# Scraping the School Team History

### The Goal:
Scrape the Team History to create a json file that contains the historical stats as a datafram, with the statistic name as the key. This includes stats like number of tournaments won, most winning years, best big10 years, etc.

In [163]:
import requests
from bs4 import BeautifulSoup
import pandas as pd

## Title Dictionary

This part gets the url and scrapes it for the historical titles UIUC has won. There are two functions which fix the dataframes once the data is received, because the headers were commonly included in the data. Each title name is used as a key, and the title data is the values as a dataframe. 

In [164]:
url = 'https://fightingillini.com/sports/2021/4/30/mens-basketball-history'


def set_first_row_as_header(df):
    df = df.copy()  # avoid modifying original
    df.columns = df.iloc[0]
    return df[1:].reset_index(drop=True)

def try_fix_header(df):
    if df.shape[0] > 1:
        return set_first_row_as_header(df)
    return df


# Scrape the webpage
res = requests.get(url)
soup = BeautifulSoup(res.text, 'html.parser')

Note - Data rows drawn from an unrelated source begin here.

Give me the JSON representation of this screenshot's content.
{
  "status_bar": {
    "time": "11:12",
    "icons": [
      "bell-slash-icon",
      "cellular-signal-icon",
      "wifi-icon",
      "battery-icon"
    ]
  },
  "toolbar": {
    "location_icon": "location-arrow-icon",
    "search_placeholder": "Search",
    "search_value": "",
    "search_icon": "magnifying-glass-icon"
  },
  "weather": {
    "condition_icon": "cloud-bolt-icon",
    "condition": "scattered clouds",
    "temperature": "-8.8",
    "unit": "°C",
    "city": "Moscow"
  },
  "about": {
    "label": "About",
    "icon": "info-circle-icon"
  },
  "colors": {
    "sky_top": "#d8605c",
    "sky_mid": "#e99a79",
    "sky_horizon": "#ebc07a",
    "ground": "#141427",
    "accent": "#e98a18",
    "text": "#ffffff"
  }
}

all_tables = soup.find_all("table", class_="release")
titles_dict = {}

for table in all_tables:
    rows = table.find_all("tr")
    if not rows:
        continue

    # Try to extract a title from the first <th>
    header_cells = rows[0].find_all("th")
    if not header_cells:
        continue

    title = header_cells[0].get_text(strip=True).replace('\xa0', ' ')

    # Grab all rows
    raw_rows = []
    for tr in table.find_all("tr"):
        cols = [cell.get_text(strip=True) for cell in tr.find_all(["td", "th"])]
        if cols:
            raw_rows.append(cols)

    # Skip section title row (first) if it has only one column
    if len(raw_rows) > 1:
        raw_rows = raw_rows[1:]

    # Create DataFrame
    df = pd.DataFrame(raw_rows)

 

    # Save to dictionary
    titles_dict[title] = df


## Example 1
multirow dataframe

In [165]:
titles_dict['Winningest Seasons – By Win Percentage']

Unnamed: 0,0,1,2,3
0,1.0,1.0,16-0,1915
1,2.0,0.949,37-2,2005
2,3.0,0.944,17-1,1943
3,4.0,0.861,31-5,1989
4,5.0,0.846,22-4,1952
5,6.0,0.84,21-4,1949
6,7.0,0.839,26-5,1984
7,8.0,0.818,18-4,1956
8,,0.818,18-4,1953
9,10.0,0.815,22-5,1951


## Example 2
 single row dataframe

In [166]:
titles_dict['1* National Title']

Unnamed: 0,0
0,1915


## Exporting
This exports the dictionary out using pickle. Cannot directly export as json since the values are dataframes. 

In [168]:
import os
import pickle
output_dir = "data\processed"

os.makedirs(output_dir, exist_ok=True)
file_path = os.path.join(output_dir, 'mbb_history.json')
with open(file_path, 'wb') as f:
    pickle.dump(titles_dict, f)